I've ran 'bang bang' throttle bypass anti-lag on a road car, could happily see 29psi boost off throttle slowing for a corner, and it would happily idle at 1000rpm too.
That wasnt with a fancy manifold or turbo, just a decently strong one.
For 20min track sessions or long stage rallies (as you are off throttle so much) it may smash stuff quick, but for short sprints and fast road, it's not as bad as the BS internet talk would have you think.
Only reason for a very high idle is if you had an incredibly basic setup with either a jacked open throttle, not enough ignition retard, or simply done strangely. No need in 99% of occasions.

Ignition retard is, give for take, 30deg retarded off the normal settings for a closed throttle. A lot of ECUs without dedicated ALS ability cannot retard that far, thats the main issue electronically.

Modern ALS runs exactly what is suggested is so terrible, and was done as far back as the mid-80s- it dumps the boost directly into the exhaust pre-turbo.

Air storage is also true, albeit 'against the spirit of the rules' so although Ford and Subaru did it, Ford removed it and I think Subaru phased it out.
Its not half as complex as you might think though.
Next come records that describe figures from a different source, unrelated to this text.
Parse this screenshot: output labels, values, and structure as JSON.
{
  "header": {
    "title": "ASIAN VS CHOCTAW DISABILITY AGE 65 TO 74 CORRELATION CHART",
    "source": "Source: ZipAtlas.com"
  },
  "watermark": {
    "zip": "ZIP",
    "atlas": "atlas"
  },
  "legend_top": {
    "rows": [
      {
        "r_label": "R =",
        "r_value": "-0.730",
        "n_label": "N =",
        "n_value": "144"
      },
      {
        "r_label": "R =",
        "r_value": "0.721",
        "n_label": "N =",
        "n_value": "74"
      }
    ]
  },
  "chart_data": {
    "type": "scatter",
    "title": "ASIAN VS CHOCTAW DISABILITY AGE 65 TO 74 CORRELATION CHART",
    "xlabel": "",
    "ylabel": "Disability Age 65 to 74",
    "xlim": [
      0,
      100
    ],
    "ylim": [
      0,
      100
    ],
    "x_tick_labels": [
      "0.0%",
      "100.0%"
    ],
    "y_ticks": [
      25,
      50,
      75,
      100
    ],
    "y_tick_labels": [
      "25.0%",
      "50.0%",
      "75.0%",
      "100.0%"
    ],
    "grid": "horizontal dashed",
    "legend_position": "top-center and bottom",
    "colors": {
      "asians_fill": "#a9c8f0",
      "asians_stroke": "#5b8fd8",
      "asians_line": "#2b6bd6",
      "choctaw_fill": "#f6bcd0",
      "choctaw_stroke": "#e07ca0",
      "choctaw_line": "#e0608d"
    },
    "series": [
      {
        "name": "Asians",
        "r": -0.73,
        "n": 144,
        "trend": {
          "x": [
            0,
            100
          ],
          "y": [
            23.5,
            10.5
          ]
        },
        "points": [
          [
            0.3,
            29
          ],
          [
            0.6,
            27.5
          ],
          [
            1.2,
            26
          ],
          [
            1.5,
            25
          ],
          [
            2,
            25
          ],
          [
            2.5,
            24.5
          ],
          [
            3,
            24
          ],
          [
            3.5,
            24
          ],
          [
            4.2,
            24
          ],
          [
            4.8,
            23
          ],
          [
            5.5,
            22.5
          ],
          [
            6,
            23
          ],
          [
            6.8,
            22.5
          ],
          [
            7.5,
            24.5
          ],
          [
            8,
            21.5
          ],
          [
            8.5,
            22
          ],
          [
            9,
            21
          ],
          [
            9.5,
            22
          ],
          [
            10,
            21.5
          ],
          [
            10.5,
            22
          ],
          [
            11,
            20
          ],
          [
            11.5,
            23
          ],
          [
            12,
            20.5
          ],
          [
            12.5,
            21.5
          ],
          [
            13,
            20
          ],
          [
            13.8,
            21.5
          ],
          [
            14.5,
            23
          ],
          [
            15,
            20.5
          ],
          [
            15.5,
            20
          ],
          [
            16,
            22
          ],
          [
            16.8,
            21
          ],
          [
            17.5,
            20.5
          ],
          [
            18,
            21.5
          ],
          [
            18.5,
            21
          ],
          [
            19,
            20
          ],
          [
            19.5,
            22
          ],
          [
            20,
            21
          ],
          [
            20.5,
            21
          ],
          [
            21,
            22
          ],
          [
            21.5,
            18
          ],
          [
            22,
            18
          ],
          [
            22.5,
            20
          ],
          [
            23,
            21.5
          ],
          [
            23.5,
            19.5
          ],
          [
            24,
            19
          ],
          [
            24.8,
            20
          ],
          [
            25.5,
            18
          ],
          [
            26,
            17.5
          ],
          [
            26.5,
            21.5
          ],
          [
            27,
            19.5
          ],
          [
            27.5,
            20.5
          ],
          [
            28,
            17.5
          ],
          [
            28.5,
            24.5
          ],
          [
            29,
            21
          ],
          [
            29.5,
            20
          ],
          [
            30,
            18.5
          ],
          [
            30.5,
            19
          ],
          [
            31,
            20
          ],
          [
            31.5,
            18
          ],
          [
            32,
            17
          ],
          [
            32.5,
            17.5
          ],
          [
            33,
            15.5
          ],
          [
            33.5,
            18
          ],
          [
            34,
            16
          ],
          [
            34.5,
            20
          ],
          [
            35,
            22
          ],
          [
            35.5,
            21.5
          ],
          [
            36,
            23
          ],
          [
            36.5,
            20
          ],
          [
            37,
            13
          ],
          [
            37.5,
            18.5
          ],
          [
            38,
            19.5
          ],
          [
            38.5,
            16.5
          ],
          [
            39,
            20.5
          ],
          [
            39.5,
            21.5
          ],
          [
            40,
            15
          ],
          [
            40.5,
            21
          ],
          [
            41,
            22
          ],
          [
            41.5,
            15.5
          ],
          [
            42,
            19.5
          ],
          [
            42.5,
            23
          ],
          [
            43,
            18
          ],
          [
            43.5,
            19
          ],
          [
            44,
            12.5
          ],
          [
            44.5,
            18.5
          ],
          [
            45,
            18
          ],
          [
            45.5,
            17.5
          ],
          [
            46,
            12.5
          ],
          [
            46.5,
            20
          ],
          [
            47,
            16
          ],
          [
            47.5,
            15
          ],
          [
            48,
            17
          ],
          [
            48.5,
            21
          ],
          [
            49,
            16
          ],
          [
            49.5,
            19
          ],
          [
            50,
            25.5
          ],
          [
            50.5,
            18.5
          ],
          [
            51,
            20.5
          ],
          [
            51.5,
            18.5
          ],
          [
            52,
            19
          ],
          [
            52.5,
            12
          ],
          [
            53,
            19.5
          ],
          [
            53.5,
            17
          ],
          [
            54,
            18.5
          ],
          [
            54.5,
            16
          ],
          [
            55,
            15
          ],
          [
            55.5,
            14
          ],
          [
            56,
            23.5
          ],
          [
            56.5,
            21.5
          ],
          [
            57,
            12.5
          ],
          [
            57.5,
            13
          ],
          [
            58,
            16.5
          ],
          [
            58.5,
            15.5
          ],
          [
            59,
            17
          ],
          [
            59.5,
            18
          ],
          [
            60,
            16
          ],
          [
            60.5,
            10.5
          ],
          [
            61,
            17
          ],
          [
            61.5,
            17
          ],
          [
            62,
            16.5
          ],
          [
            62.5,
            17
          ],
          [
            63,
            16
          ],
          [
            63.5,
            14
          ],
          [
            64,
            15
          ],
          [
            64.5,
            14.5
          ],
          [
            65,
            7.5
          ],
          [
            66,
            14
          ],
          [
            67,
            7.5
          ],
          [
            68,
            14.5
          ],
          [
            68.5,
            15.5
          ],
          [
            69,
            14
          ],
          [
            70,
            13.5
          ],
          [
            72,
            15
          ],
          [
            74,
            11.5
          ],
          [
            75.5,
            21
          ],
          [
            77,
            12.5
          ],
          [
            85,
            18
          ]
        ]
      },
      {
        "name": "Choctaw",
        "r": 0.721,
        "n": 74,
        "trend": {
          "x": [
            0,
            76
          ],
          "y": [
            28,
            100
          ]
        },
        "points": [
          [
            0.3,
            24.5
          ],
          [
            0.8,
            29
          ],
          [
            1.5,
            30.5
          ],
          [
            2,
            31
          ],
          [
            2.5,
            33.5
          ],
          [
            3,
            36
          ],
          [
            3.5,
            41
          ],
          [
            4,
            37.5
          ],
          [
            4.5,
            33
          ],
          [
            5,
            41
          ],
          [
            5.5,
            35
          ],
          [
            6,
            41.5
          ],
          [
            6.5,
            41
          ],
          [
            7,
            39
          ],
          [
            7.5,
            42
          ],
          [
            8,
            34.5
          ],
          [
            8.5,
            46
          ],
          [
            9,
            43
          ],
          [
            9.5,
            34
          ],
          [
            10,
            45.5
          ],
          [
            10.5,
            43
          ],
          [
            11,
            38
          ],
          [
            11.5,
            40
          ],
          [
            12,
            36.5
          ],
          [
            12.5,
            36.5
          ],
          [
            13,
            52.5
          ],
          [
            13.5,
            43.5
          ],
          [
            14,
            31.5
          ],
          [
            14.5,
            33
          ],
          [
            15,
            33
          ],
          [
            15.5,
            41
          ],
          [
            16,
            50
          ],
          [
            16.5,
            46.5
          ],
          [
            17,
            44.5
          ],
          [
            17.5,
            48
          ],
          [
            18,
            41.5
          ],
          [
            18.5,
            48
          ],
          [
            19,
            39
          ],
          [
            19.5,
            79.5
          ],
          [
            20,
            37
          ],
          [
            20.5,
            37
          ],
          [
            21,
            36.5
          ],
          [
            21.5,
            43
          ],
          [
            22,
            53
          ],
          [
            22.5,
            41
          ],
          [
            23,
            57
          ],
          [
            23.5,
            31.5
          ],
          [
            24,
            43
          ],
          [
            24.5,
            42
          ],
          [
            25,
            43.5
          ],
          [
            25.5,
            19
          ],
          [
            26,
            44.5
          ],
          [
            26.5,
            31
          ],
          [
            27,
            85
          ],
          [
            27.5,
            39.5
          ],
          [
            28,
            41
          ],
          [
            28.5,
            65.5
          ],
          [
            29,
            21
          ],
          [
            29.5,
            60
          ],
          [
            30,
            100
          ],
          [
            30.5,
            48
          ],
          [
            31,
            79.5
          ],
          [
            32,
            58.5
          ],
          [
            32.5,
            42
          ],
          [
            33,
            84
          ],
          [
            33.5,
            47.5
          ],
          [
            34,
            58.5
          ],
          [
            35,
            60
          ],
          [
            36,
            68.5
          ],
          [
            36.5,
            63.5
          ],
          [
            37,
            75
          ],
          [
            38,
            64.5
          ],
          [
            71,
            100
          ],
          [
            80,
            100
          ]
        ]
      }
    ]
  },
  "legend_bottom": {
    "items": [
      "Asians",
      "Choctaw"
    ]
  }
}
I would happily run proper rally anti-lag on my RX-7, there's just a few bits I'm unsure of (due to the way a rotary engine works) and as I cant find anyone who's ever done it on a rotary (just 2step etc, which is similar but not the same), its not easy to put my mind at rest about them!

 

reading everyone's responses it confused me also. richening up the spool areas and reducing timing are not ideal for any car that is going to see a decent amount of miles, it is harsh on the exhaust components constantly going into drastic transitions. leaning out the AFRs and advancing timing also has good effect on spooling the turbo without hurting much, not quite as well as the opposite but that is more for full on racecars that don't see many hours and then have to drive home afterwards.

take a look at the stock FD twins fuelling maps and it is apparent that they push the AFRs quite lean for nearly as long as possible, in the low 14's all the way up to about 8-9PSI of boost at low RPMs. the stock twins are hardly lag monsters either with that type of setup, of course the same rules aren't exactly applied to larger single turbos but they will still take to them somewhat.

 

[QUOTE=Karack;10467530]reading everyone's responses it confused me also. richening up the spool areas and reducing timing are not ideal for any car that is going to see a decent amount of miles, it is harsh on the exhaust components constantly going into drastic transitions. leaning out the AFRs and advancing timing also has good effect on spooling the turbo without hurting much, not quite as well as the opposite but that is more for full on racecars that don't see many hours and then have to drive home afterwards.

I have never put a wideband on a completely stock FD, but running in closed loop at low rpm/high oad is more like the rule rather than the exception when you consider completely stock calibrations. There are different control strategies used across manufacturers. I already mentioned the lean spool system for Mitsu. GM uses the "power enrichment" mode which has a set of conditions to enable it. Subaru uses an open loop/closed loop transition with a delay timer. Nissan has a max torque limitation for stoichiometric operation and then a separate torque curve when enrichment is allowed.

 

[QUOTE=arghx;10467639]So like I asked, is the mitsu system operating on the premise of maxing timing and leaning to provide max power in a throttle off condition? Is there more to it?